Last winter, I gave up. Same machine, same bathroom, same stubborn hair. But somewhere around week 12 – when I “should” have been seeing results – I couldn’t see much difference, and the weekly sessions felt like a chore I was failing at. I packed the IPL away. “It doesn’t work,” I told myself. “At least not for me.”
This winter, I decided to stick it out.
Not because I felt more motivated – I didn’t.
Not because I suddenly loved the process – I don’t.
But because I was willing to find out what happened if I just kept going.
The magic isn’t in the motivation. It’s in the monotony.
Every week, I book the same 40-minute slot with myself. Every week, get into the same spot and work through the same routine. Sometimes I’m rushing because I’ve left it too late. Some weeks, I’m exhausted and just want to crawl into bed. Some weeks, I wonder if I’m wasting my time.
But I do it anyway.
And you know what? Around week 12, something shifted. Not dramatically – I’m not talking about some movie montage moment. Just … less hair. Patches where the regrowth was finer, sparser. Progress so gradual I almost missed it.
Week 15 now, and I can see it clearly. The progress is patchy – some areas are smooth, while others are still growing back – because hair grows at different rates, and the IPL catches different follicles at different stages. But the overall picture is undeniable: less hair, finer regrowth, actual results. The evidence is literally written on my legs: consistency beats intensity every single time.
This is the part nobody talks about when they’re selling you on change. The bit where it gets boring.
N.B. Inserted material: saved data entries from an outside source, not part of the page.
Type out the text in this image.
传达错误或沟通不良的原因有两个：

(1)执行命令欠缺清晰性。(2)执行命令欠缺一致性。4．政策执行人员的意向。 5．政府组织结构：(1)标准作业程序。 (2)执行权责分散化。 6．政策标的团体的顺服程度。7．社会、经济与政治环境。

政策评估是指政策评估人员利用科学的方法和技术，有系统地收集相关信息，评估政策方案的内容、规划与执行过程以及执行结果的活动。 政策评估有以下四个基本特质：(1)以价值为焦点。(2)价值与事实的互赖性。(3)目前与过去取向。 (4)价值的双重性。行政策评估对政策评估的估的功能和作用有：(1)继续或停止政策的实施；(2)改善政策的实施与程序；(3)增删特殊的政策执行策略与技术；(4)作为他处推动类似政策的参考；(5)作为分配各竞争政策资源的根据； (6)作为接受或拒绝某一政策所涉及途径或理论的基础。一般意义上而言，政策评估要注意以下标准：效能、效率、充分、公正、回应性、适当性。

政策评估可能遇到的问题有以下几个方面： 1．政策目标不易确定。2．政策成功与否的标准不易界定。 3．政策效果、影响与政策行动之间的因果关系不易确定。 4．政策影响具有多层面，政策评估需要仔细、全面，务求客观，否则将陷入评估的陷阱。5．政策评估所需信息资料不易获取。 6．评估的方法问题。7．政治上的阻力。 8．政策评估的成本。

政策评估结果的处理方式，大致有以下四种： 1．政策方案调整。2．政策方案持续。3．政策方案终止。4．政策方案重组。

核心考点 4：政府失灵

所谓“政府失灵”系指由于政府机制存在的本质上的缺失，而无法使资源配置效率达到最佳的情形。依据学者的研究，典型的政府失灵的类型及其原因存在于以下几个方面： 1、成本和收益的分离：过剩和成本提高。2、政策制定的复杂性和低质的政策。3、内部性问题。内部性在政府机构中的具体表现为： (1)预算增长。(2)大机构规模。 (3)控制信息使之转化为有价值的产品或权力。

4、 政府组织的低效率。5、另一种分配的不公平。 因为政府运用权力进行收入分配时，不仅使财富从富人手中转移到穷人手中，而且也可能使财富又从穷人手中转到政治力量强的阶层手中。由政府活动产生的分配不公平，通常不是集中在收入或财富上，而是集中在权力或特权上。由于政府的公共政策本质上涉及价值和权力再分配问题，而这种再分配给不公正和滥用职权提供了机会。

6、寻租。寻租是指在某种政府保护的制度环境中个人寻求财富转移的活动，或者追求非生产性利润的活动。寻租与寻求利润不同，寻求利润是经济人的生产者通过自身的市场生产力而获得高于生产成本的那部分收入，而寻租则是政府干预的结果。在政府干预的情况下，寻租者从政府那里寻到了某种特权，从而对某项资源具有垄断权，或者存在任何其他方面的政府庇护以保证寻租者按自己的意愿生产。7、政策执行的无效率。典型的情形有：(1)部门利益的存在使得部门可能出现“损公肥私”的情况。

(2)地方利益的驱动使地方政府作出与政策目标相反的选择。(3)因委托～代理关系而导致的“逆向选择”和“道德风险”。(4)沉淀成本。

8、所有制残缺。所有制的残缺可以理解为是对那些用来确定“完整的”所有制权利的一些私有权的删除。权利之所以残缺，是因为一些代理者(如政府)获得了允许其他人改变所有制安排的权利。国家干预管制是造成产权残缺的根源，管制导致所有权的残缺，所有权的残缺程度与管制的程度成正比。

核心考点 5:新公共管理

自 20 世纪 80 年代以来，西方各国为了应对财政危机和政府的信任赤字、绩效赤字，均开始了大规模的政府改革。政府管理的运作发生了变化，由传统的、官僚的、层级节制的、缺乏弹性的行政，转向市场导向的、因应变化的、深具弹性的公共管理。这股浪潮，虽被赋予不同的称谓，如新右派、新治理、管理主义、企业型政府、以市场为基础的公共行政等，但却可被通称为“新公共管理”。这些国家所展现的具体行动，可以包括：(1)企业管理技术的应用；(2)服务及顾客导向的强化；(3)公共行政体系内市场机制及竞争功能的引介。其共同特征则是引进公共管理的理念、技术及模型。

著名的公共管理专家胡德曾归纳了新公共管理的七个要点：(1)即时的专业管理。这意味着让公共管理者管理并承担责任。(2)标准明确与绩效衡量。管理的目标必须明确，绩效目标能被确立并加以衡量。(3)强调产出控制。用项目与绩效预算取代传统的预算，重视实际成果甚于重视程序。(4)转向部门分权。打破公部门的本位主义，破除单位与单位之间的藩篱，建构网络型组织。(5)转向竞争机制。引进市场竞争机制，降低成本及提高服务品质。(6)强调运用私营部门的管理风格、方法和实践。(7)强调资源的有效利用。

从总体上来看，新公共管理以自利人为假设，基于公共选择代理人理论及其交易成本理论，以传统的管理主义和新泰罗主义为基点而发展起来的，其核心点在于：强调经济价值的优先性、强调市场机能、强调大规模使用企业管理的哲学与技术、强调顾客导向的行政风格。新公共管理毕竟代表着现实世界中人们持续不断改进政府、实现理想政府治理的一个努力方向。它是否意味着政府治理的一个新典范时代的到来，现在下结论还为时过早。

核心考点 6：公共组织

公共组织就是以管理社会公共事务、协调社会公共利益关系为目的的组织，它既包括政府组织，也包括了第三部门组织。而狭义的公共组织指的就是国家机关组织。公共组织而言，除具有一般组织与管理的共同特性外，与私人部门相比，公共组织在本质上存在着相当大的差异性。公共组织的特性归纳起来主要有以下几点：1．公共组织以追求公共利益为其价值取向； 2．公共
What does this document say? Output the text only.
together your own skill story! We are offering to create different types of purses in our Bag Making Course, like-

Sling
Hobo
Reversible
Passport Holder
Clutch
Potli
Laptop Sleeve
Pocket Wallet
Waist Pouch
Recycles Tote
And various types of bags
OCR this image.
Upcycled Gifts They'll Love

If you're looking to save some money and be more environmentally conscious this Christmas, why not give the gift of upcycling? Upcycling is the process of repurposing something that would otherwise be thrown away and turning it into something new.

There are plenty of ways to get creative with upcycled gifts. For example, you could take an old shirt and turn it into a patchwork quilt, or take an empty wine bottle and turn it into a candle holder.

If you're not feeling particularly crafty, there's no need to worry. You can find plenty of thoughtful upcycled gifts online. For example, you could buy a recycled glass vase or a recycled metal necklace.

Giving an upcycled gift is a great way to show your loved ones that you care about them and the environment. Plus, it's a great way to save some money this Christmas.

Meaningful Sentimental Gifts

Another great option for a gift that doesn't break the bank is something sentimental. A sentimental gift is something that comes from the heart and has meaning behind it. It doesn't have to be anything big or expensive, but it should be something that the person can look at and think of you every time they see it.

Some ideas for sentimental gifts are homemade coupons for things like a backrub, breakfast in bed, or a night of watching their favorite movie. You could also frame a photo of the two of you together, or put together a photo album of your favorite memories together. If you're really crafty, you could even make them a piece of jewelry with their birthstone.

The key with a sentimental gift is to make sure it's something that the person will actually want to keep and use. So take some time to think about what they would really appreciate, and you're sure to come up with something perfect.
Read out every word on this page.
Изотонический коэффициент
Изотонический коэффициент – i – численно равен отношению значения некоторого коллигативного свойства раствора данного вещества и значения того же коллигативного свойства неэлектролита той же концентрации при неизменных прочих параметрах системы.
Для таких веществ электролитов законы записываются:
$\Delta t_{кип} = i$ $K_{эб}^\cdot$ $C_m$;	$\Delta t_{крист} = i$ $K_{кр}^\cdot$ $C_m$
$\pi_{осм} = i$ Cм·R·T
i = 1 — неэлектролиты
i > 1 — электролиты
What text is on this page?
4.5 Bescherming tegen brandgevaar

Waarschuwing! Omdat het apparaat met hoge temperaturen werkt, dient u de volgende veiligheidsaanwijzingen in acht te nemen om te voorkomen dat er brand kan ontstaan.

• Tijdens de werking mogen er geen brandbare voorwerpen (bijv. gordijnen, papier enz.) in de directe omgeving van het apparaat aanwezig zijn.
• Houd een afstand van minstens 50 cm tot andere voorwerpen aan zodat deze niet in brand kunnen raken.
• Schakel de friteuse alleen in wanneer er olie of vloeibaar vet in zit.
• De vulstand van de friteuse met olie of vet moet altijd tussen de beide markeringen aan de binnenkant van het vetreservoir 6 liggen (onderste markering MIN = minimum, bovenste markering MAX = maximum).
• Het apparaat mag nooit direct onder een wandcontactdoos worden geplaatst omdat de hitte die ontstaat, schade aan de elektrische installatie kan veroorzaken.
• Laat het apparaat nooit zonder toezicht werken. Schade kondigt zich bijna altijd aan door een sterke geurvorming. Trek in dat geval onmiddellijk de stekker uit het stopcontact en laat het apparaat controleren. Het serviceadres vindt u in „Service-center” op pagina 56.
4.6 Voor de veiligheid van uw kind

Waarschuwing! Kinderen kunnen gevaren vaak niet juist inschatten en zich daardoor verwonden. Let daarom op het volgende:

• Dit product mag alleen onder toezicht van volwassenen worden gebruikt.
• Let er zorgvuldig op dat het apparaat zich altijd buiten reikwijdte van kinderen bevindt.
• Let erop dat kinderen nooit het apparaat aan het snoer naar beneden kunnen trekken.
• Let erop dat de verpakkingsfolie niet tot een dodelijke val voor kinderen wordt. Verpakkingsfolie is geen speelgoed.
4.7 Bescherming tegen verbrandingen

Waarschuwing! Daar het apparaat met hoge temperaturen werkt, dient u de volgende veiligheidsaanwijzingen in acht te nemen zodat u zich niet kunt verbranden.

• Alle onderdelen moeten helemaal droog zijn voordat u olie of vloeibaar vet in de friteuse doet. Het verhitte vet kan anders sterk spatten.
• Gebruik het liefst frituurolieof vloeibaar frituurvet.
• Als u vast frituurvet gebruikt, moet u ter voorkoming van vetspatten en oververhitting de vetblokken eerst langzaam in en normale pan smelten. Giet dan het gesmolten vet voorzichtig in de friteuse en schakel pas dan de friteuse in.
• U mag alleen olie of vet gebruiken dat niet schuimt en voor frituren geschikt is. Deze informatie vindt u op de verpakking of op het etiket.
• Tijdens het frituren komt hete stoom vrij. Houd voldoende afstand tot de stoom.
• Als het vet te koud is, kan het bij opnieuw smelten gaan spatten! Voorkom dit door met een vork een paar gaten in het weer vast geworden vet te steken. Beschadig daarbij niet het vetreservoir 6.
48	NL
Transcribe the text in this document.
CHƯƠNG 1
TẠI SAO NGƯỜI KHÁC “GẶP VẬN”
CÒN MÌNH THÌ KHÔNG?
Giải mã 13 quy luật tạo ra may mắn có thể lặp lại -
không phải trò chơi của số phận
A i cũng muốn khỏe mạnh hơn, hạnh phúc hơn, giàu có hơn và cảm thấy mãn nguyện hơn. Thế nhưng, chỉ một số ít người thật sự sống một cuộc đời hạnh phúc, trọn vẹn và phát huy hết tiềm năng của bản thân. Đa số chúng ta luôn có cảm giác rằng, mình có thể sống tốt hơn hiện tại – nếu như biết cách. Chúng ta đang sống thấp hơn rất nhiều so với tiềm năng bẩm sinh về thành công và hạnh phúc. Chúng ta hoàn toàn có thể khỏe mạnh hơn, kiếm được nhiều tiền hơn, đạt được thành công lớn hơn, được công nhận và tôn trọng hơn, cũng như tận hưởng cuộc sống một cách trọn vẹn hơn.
Where you’re doing the same thing over and over with no visible proof it’s working.
Where you start questioning whether you’re delusional for continuing.
Your health journey – whatever that looks like for you – is going to have this same awkward middle phase. You’ll meal prep on Sunday and feel organised. By Wednesday, you’ll be staring at containers of quinoa, wondering why you thought this was a good idea.
You’ll start exercising and feel brilliant for the first fortnight. Then it’ll become just another thing on your to-do list that you sometimes nail and sometimes don’t.
The temptation is to bail when the novelty wears off. When the initial burst of motivation fades and you’re left with the daily choice to show up or not. When you can’t see the changes yet, and everyone else seems to be getting results faster.
But here’s what 15 weeks of zapping my legs has taught me: the boring bit is where the real work happens. The unsexy, repetitive, sometimes frustrating bit where you’re building something you can’t see yet.
Your body is changing.
Your habits are rewiring.
Your capacity for consistency is growing.
But it’s all happening beneath the surface, in the spaces between the sessions you show up for.
What I’ve learned is this: the IPL hasn’t just given me smoother legs. It’s given me proof that I can commit to something uncomfortable for longer than feels reasonable. That I can show up for myself even when I don’t feel like it. That progress doesn’t always feel like progress until one day it does.
Most people quit during the boring bit. They mistake the plateau for a dead end. They think because they can’t see results yet, results aren’t coming.
But you’re not most people. You’re someone who’s figured out hard things before. You’ve built a career, maybe raised humans or handsome four-leggeds, and definitely navigated challenges that tested your resolve. You know how to show up when it matters.
The question isn’t whether you can handle the dramatic moments of change. It’s whether you can handle the unremarkable ones:
- The Tuesday evening when you’re tired and the last thing you want to do is prep tomorrow’s lunch.
- The morning when your workout feels like wading through treacle.
- The moment when you’re standing in your bathroom, wondering if you’re mad for continuing.
That’s when you find out what you’re made of, not in the Instagram-worthy moments, but in the boring ones.
And here’s the thing about boring: it compounds. Week by week, session by session, choice by choice. Until one day you look down and realise you’ve built something that wasn’t there before.
The magic was never in the motivation. It was always in the monotony.
It’s about practising being uncomfortable until you discover you’re capable of more persistence than you knew.